El Magisterio de los papas del XIX-XX, ante el avance del naturalismo en Occidente, no ha dejado de señalar cómo aquellas mundanidades, que entonces no llevaron a la pérdida de la fe, no obstante, han concurrido notablemente a que se sigan muy graves consecuencias. Ante el naturalista proceso de implantación del liberalismo en Occidente, el Magisterio de los papas ha sido constante y unánime.
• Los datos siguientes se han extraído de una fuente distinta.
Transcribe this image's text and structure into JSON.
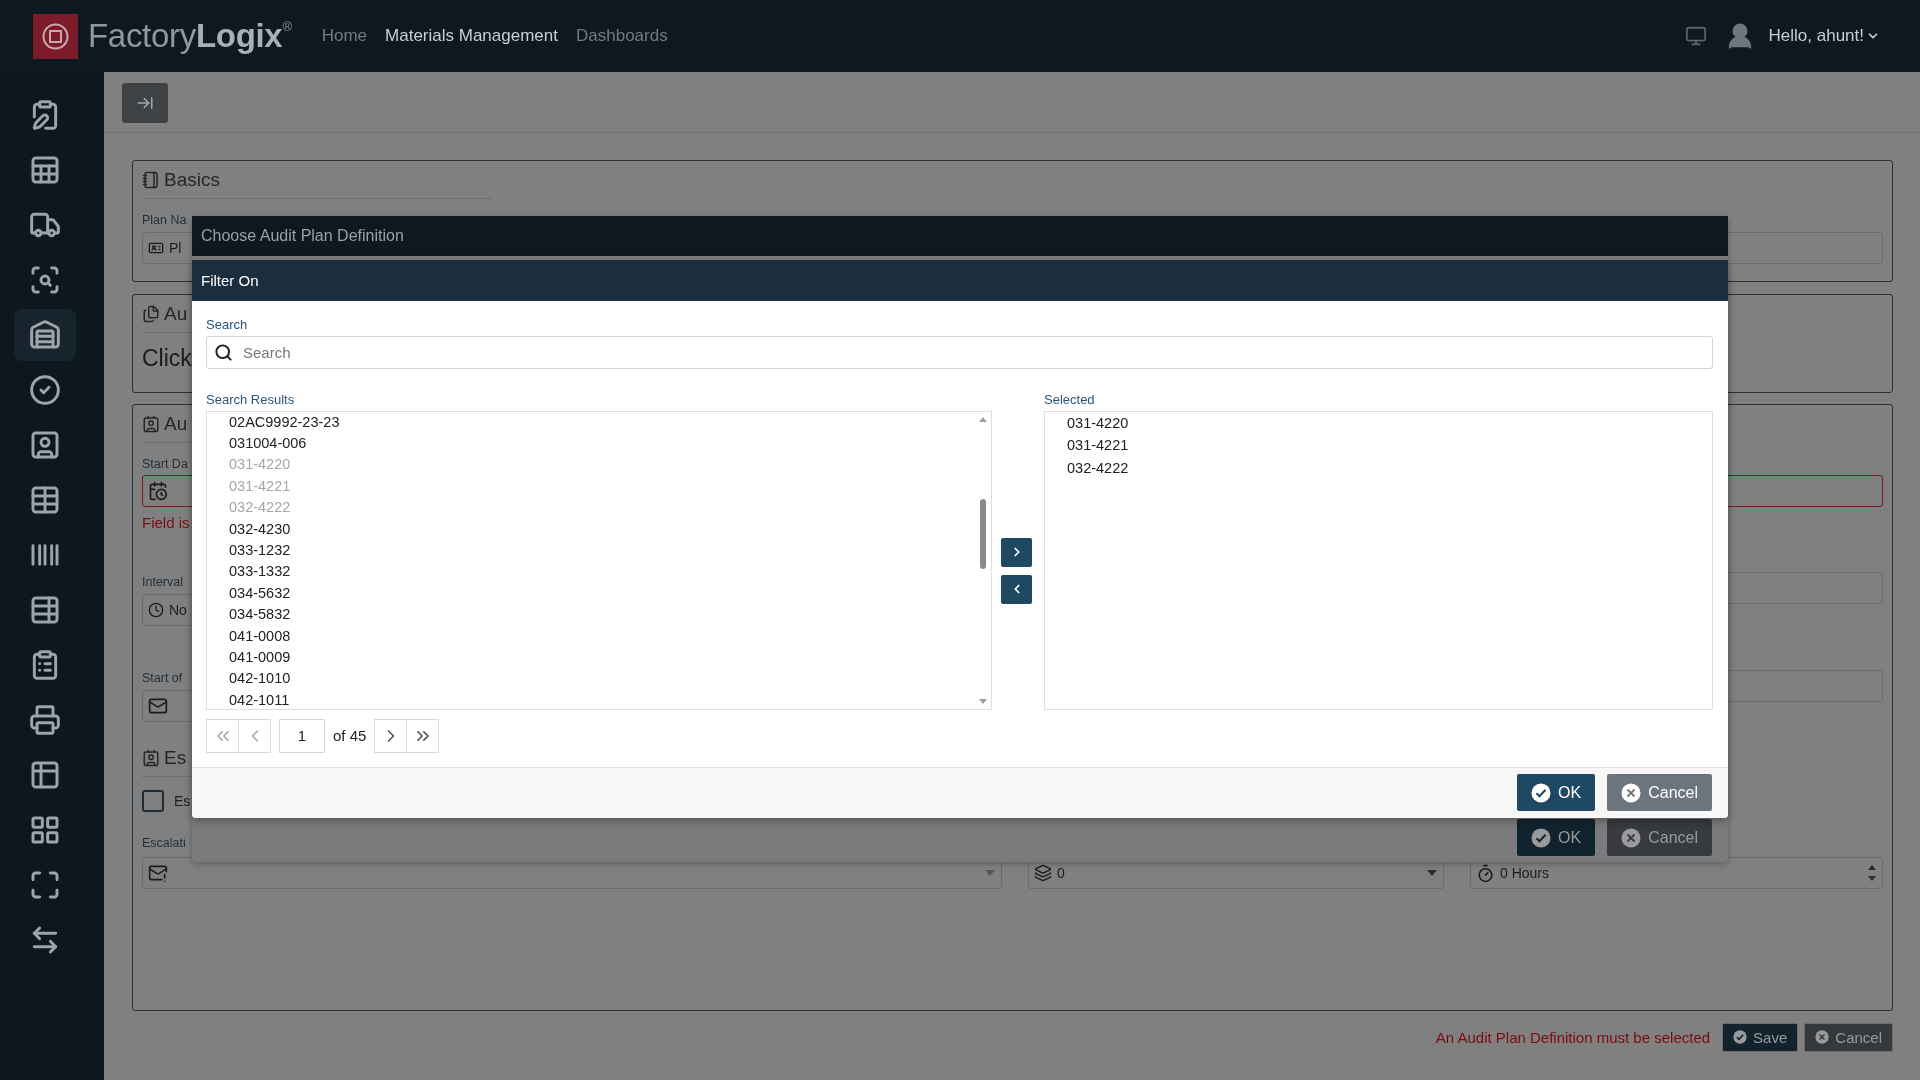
{
  "top_bar": {
    "brand": "Factory**Logix**$^{®}$",
    "nav": [
      {
        "label": "Home",
        "selected": false
      },
      {
        "label": "Materials Management",
        "selected": true
      },
      {
        "label": "Dashboards",
        "selected": false
      }
    ],
    "user": "Hello, ahunt!"
  },
  "sidebar": {
    "items": [
      {
        "selected": false
      },
      {
        "selected": false
      },
      {
        "selected": false
      },
      {
        "selected": false
      },
      {
        "selected": true
      },
      {
        "selected": false
      },
      {
        "selected": false
      },
      {
        "selected": false
      },
      {
        "selected": false
      },
      {
        "selected": false
      },
      {
        "selected": false
      },
      {
        "selected": false
      },
      {
        "selected": false
      },
      {
        "selected": false
      },
      {
        "selected": false
      },
      {
        "selected": false
      }
    ]
  },
  "form": {
    "basics": {
      "title": "Basics",
      "plan_name_label": "Plan Na",
      "plan_name_value": "Pl"
    },
    "definition": {
      "title": "Au",
      "prompt": "Click"
    },
    "schedule": {
      "title": "Au",
      "start_date_label": "Start Da",
      "start_date_error": "Field is",
      "interval_label": "Interval",
      "interval_value": "No",
      "start_of_label": "Start of"
    },
    "escalation": {
      "title": "Es",
      "checkbox_label": "Es",
      "checked": false,
      "escalation_label": "Escalati",
      "count_value": "0",
      "duration_value": "0 Hours"
    }
  },
  "audit_dialog": {
    "title": "Choose Audit Plan Definition",
    "buttons": [
      {
        "label": "OK",
        "kind": "primary"
      },
      {
        "label": "Cancel",
        "kind": "secondary"
      }
    ]
  },
  "filter_dialog": {
    "title": "Filter On",
    "search_label": "Search",
    "search": {
      "placeholder": "Search"
    },
    "results_label": "Search Results",
    "results": [
      {
        "label": "02AC9992-23-23",
        "disabled": false
      },
      {
        "label": "031004-006",
        "disabled": false
      },
      {
        "label": "031-4220",
        "disabled": true
      },
      {
        "label": "031-4221",
        "disabled": true
      },
      {
        "label": "032-4222",
        "disabled": true
      },
      {
        "label": "032-4230",
        "disabled": false
      },
      {
        "label": "033-1232",
        "disabled": false
      },
      {
        "label": "033-1332",
        "disabled": false
      },
      {
        "label": "034-5632",
        "disabled": false
      },
      {
        "label": "034-5832",
        "disabled": false
      },
      {
        "label": "041-0008",
        "disabled": false
      },
      {
        "label": "041-0009",
        "disabled": false
      },
      {
        "label": "042-1010",
        "disabled": false
      },
      {
        "label": "042-1011",
        "disabled": false
      }
    ],
    "selected_label": "Selected",
    "selected_items": [
      "031-4220",
      "031-4221",
      "032-4222"
    ],
    "pager": {
      "page": "1",
      "total": "of 45"
    },
    "buttons": [
      {
        "label": "OK",
        "kind": "primary"
      },
      {
        "label": "Cancel",
        "kind": "secondary"
      }
    ]
  },
  "footer": {
    "error": "An Audit Plan Definition must be selected",
    "buttons": [
      {
        "label": "Save",
        "kind": "primary"
      },
      {
        "label": "Cancel",
        "kind": "secondary"
      }
    ]
  }
}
Consúltese una u otra de las colecciones de encíclicas publicadas; ya enteras, o en extractos en el Denzinger18.
A partir de Gregorio XVI (1830-46) no han dejado de pronunciarse los romanos pontífices en sus encíclicas y decretos (dirigidos al episcopado universal) sobre la pretensión de fundar una sociedad al margen de Dios. Al mismo tiempo, han proclamado cómo el verdadero camino es el de la fe en Cristo; proclamado siempre como el Salvador, tanto en la paz como en las situaciones más adversas de persecuciones contra la Iglesia.
Aquellos romanos pontífices impulsan, en medio de las graves dificultades y contradicciones de la época, a las que se suma la aparición del llamado “catolicismo liberal”, un extraordinario crecimiento de la piedad del pueblo católico (en el que prende con extraordinario vigor el culto y devoción al Corazón de Jesús, y recrece el amor a la Virgen) que superará las frialdades del XVIII, y responderá generosamente con toda suerte de iniciativas apostólicas de clérigos y laicos, y con un extraordinario aflujo de vocaciones sacerdotales y religiosas dedicadas a la cura de almas, la enseñanza, la beneficencia, las misiones extranjeras...
La adhesión al sucesor de Pedro, ferviente en el católico pueblo llano, crece durante el XIX también entre las jerarquías eclesiásticas que dejan de lado el galicanismo y otros regalismos, y también entre notable parte de laicos de la alta sociedad que pasan a sincera adhesión al Papa y a laborar apostólicamente con gran entrega: en la extensión de las catequesis, la buena prensa, la promoción entre el pueblo fiel de la Liturgia y la lectura y meditación de las Sagradas Escrituras, el apoyo a las misiones extranjeras, la acción social y benéfica, la promoción de obras y patronatos parroquiales... Aquellos seglares son el origen del asociacionismo apostólico moderno de los laicos –de los llamados “movimientos apostólicos”– que confluirá sobre todo en la Acción Católica, promovida por Pío XI (1922-39).
El legado del papa León XIII (1878-1903) al mundo del siglo XX
León XIII, en su pontificado de más de 25 años, transmite a la Iglesia y al mundo un extraordinario legado. Prosigue el gran impulso de su antecesor, el beato Pío IX, a la vida sobrenatural en la Iglesia. Promueve y fortalece la piedad y el culto del pueblo católico¸ muy en especial a la Virgen María (a la que dedica no menos de quince encíclicas o amplios escritos para exhortar al rezo del Rosario), y de manera muy significada al Corazón de Jesús, al que en 1899 consagra el universo entero (“el acto más grandioso de nuestro pontificado”). Presenta la devoción al Corazón de Jesús (encíclica Annum sacrum) en su doble vertiente, íntima y social, vinculada tanto al trato íntimo con Cristo (en especial, en la Eucaristía), como a construir el reino de Cristo en el mundo.